In a circular dated March 30, the apex bank said the tool was introduced in line with its mandate under the Banks and Other Financial Institutions Act 2020 and is designed to assess the cybersecurity posture of regulated entities.
According to the circular signed by Olubunmi Ayodele-Oni for the director of the compliance department, deposit money banks are required to submit their completed assessments within three weeks, while other institutions have five weeks.
The directive, which takes immediate effect, applies to deposit money banks, payment service banks, microfinance banks, payment service providers, finance companies, and development finance institutions.

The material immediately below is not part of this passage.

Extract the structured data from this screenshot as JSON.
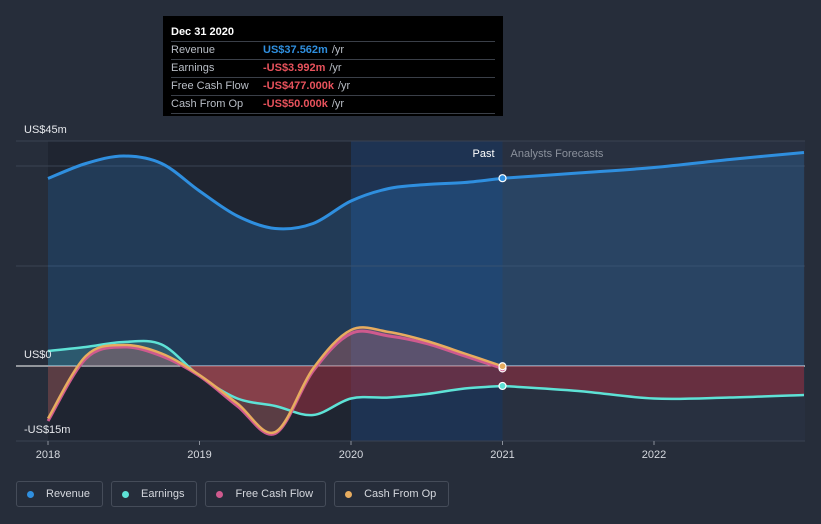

“The CSAT is a structured supervisory instrument designed to obtain comprehensive information on the cybersecurity posture of regulated institutions,” the circular reads.
“It covers key areas including cybersecurity governance, risk management practices, technology and third-party risk controls, incident response capabilities, and overall operational resilience.
“Insights derived from the CSAT will support risk-based supervision and enhance regulatory oversight of cybersecurity risks across the financial system.
“Accordingly, all the referenced institutions are required to complete and submit the CSAT through a dedicated submission portal.”
The regulator added that access to the submission portal and guidance would be provided to chief information security officers and other relevant officials of the affected institutions.
CBN said all submissions must reflect data as of December 31, 2025, and be accompanied by relevant supporting documentation where applicable.
The apex bank warned that “submission of false, misleading, or inaccurate information constitutes a regulatory breach,” and would attract sanctions in line with BOFIA 2020.
CBN also said validation exercises, including off-site reviews and supervisory engagements, would be conducted to verify the accuracy of submissions.